Ein regnerischer Tag ist mir besonders im Gedächtnis geblieben; ich musste einigen Offizieren Essen bringen, die im Schutz der ehemaligen, jetzt mit Lanzen abgestützten Segeltuchmarkise eines Ladengeschäfts standen. Sie hatten sich dort eingefunden, um einer Hinrichtung beizuwohnen, die man als ausgefeiltes Spektakel aufgezogen hatte. Die völlig verängstigten Frauen, die die Vollstreckung der Todesstrafe bezeugen sollten, wurden von ihren Häschern dorthin geschleift. Viele der gerade vergewaltigten Frauen waren gar nicht oder bestenfalls halb bekleidet.

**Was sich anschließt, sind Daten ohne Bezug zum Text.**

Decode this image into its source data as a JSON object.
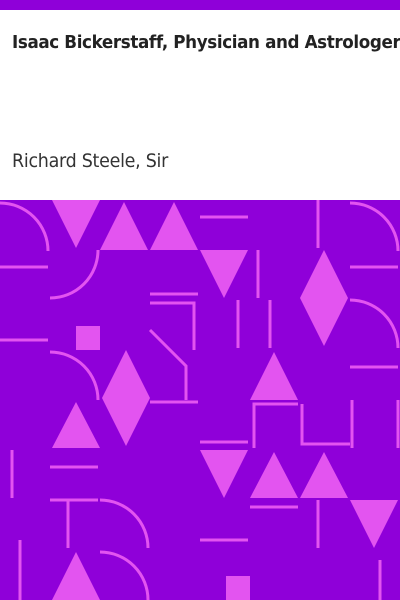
{
  "book": {
    "title": "Isaac Bickerstaff, Physician and Astrologer",
    "author": "Richard Steele, Sir"
  },
  "colors": {
    "top_bar": "#8f00d9",
    "pattern_background": "#8f00d9",
    "pattern_shapes": "#e354f0"
  }
}
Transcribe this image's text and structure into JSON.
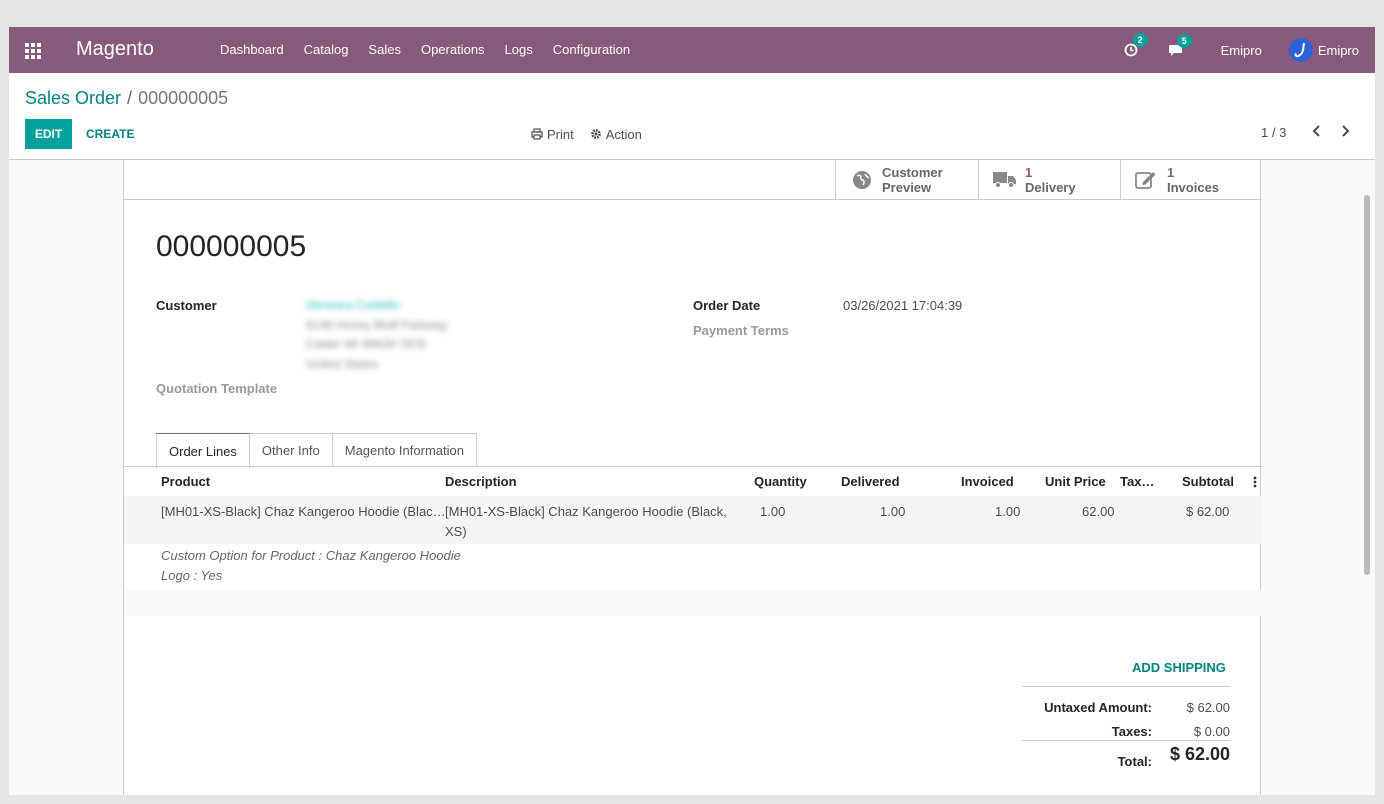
{
  "navbar": {
    "brand": "Magento",
    "menu": [
      "Dashboard",
      "Catalog",
      "Sales",
      "Operations",
      "Logs",
      "Configuration"
    ],
    "activity_count": "2",
    "message_count": "5",
    "company": "Emipro",
    "user": "Emipro",
    "color": "#875a7b"
  },
  "breadcrumb": {
    "parent": "Sales Order",
    "separator": "/",
    "current": "000000005"
  },
  "toolbar": {
    "edit": "EDIT",
    "create": "CREATE",
    "print": "Print",
    "action": "Action"
  },
  "pager": {
    "value": "1 / 3"
  },
  "smart_buttons": {
    "preview": {
      "line1": "Customer",
      "line2": "Preview",
      "icon": "globe-icon"
    },
    "delivery": {
      "count": "1",
      "label": "Delivery",
      "icon": "truck-icon"
    },
    "invoices": {
      "count": "1",
      "label": "Invoices",
      "icon": "pencil-square-icon"
    }
  },
  "order": {
    "name": "000000005",
    "customer_label": "Customer",
    "customer_name": "Veronica Costello",
    "customer_address": [
      "6146 Honey Bluff Parkway",
      "Calder MI 49628-7978",
      "United States"
    ],
    "quotation_template_label": "Quotation Template",
    "order_date_label": "Order Date",
    "order_date": "03/26/2021 17:04:39",
    "payment_terms_label": "Payment Terms"
  },
  "tabs": [
    "Order Lines",
    "Other Info",
    "Magento Information"
  ],
  "lines_table": {
    "headers": [
      "Product",
      "Description",
      "Quantity",
      "Delivered",
      "Invoiced",
      "Unit Price",
      "Tax…",
      "Subtotal"
    ],
    "rows": [
      {
        "product": "[MH01-XS-Black] Chaz Kangeroo Hoodie (Blac…",
        "description_1": "[MH01-XS-Black] Chaz Kangeroo Hoodie (Black,",
        "description_2": "XS)",
        "quantity": "1.00",
        "delivered": "1.00",
        "invoiced": "1.00",
        "unit_price": "62.00",
        "taxes": "",
        "subtotal": "$ 62.00"
      }
    ],
    "notes": [
      "Custom Option for Product : Chaz Kangeroo Hoodie",
      "Logo : Yes"
    ]
  },
  "add_shipping": "ADD SHIPPING",
  "totals": {
    "untaxed_label": "Untaxed Amount:",
    "untaxed": "$ 62.00",
    "taxes_label": "Taxes:",
    "taxes": "$ 0.00",
    "total_label": "Total:",
    "total": "$ 62.00"
  },
  "accent_color": "#00a09d"
}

Angesichts der zahlreichen Rufe des Wiedererkennens und der lauthals gerufenen Namen wurde mir schon bald klar, dass man bei den Verhören die Ehegatten der Frauen ermittelt und anschließend ausgesondert hatte. Die Paare wurden zu einer makabren Wieder-Vereinigung zusammengeführt, getrennt zwar, aber deutlich füreinander sichtbar.